How do I find the Laplace Transform of
$$ \delta(t-2\pi)\cos(t) $$
where $\delta(t) $ is the Dirac Delta Function.
I know that it boils down to the following integral
$$ \int_{0}^\infty e^{-st}\delta(t-2\pi)\cos(t)dt $$
and I know that the answer is simply
$$ e^{-2\pi s} $$
and I know how to integrate just the Dirac Delta Function. I don't know how to integrate it as the product of another function of the same variable. It doesn't explain anywhere in the chapter in my text, either, so I'm a bit confused. I assume I'll have to integrate by parts, or something, but I'm not to sure what to do with that Delta Function in there. Any help would be appreciated. Thanks!

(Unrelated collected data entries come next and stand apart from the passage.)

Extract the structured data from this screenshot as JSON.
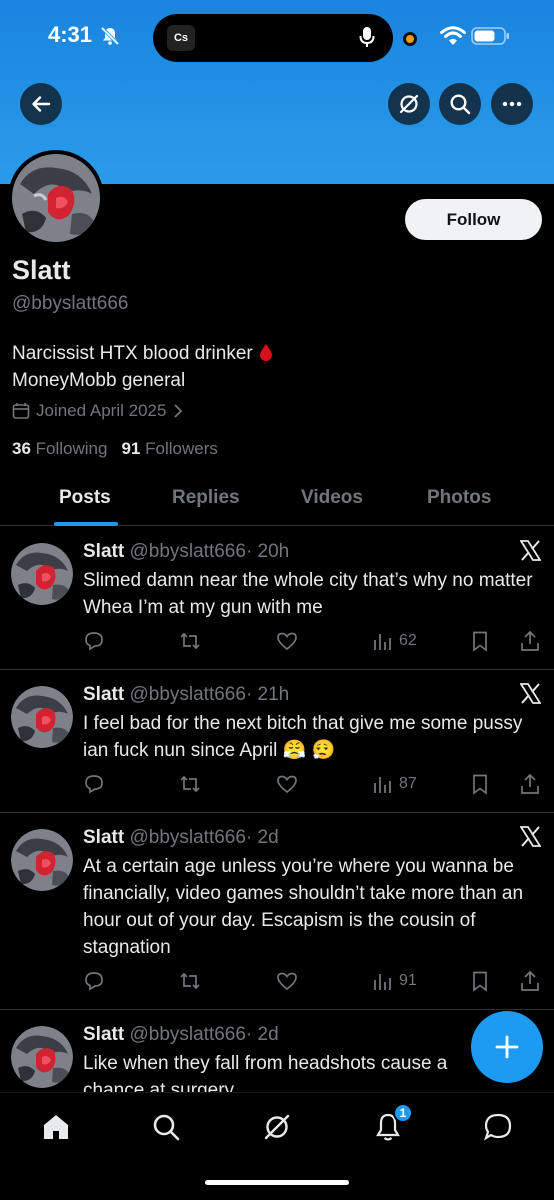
{
  "status_bar": {
    "time": "4:31",
    "island_app_label": "Cs"
  },
  "profile": {
    "display_name": "Slatt",
    "handle": "@bbyslatt666",
    "bio_line1": "Narcissist HTX blood drinker",
    "bio_line2": "MoneyMobb general",
    "joined": "Joined April 2025",
    "following_count": "36",
    "following_label": "Following",
    "followers_count": "91",
    "followers_label": "Followers",
    "follow_button": "Follow"
  },
  "tabs": [
    {
      "label": "Posts",
      "active": true
    },
    {
      "label": "Replies",
      "active": false
    },
    {
      "label": "Videos",
      "active": false
    },
    {
      "label": "Photos",
      "active": false
    }
  ],
  "posts": [
    {
      "name": "Slatt",
      "handle": "@bbyslatt666",
      "time": "· 20h",
      "text": "Slimed damn near the whole city that’s why no matter Whea I’m at my gun with me",
      "views": "62"
    },
    {
      "name": "Slatt",
      "handle": "@bbyslatt666",
      "time": "· 21h",
      "text": "I feel bad for the next bitch that give me some pussy ian fuck nun since April 😤 😮‍💨",
      "views": "87"
    },
    {
      "name": "Slatt",
      "handle": "@bbyslatt666",
      "time": "· 2d",
      "text": "At a certain age unless you’re where you wanna be financially, video games shouldn’t take more than an hour out of your day. Escapism is the cousin of stagnation",
      "views": "91"
    },
    {
      "name": "Slatt",
      "handle": "@bbyslatt666",
      "time": "· 2d",
      "text": "Like when they fall from headshots cause a chance at surgery",
      "views": ""
    }
  ],
  "nav": {
    "notification_badge": "1"
  },
  "colors": {
    "accent": "#1d9bf0",
    "banner": "#2a9ce8",
    "muted": "#71767b"
  },
  "icons": [
    "back-arrow-icon",
    "grok-icon",
    "search-icon",
    "more-icon",
    "calendar-icon",
    "chevron-right-icon",
    "reply-icon",
    "repost-icon",
    "like-icon",
    "views-icon",
    "bookmark-icon",
    "share-icon",
    "x-logo-icon",
    "home-icon",
    "bell-icon",
    "messages-icon",
    "compose-plus-icon"
  ]
}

Let $f(t) = \delta(t-2\pi)$.
You can write $f(t)\cos(t) = \frac{1}{2}(f(t)e^{it} + f(t)e^{-it})$ by Euler's formula.
So $L\{f(t)\cos(t)\}(s) = \frac{1}{2}(F(s+i)+F(s-i)))$, (since you are doing a frequency shift by multiplying by an exponential in $t$) where $F(s) = L\{f\}(s) = e^{-2\pi s}$.
Thus, you have $L\{f(t)\cos(t)\}(s)= \frac{1}{2}[e^{-2\pi s +2\pi i} + e^{-2\pi s - 2\pi i}] = \frac{1}{2}[e^{-2\pi s}e^{2\pi i} + e^{-2\pi s}e^{-2\pi i}] =\frac{1}{2}\cdot 2 \cdot e^{-2\pi s}$, since $e^{-2\pi i} = e^{2 \pi i} = 1$.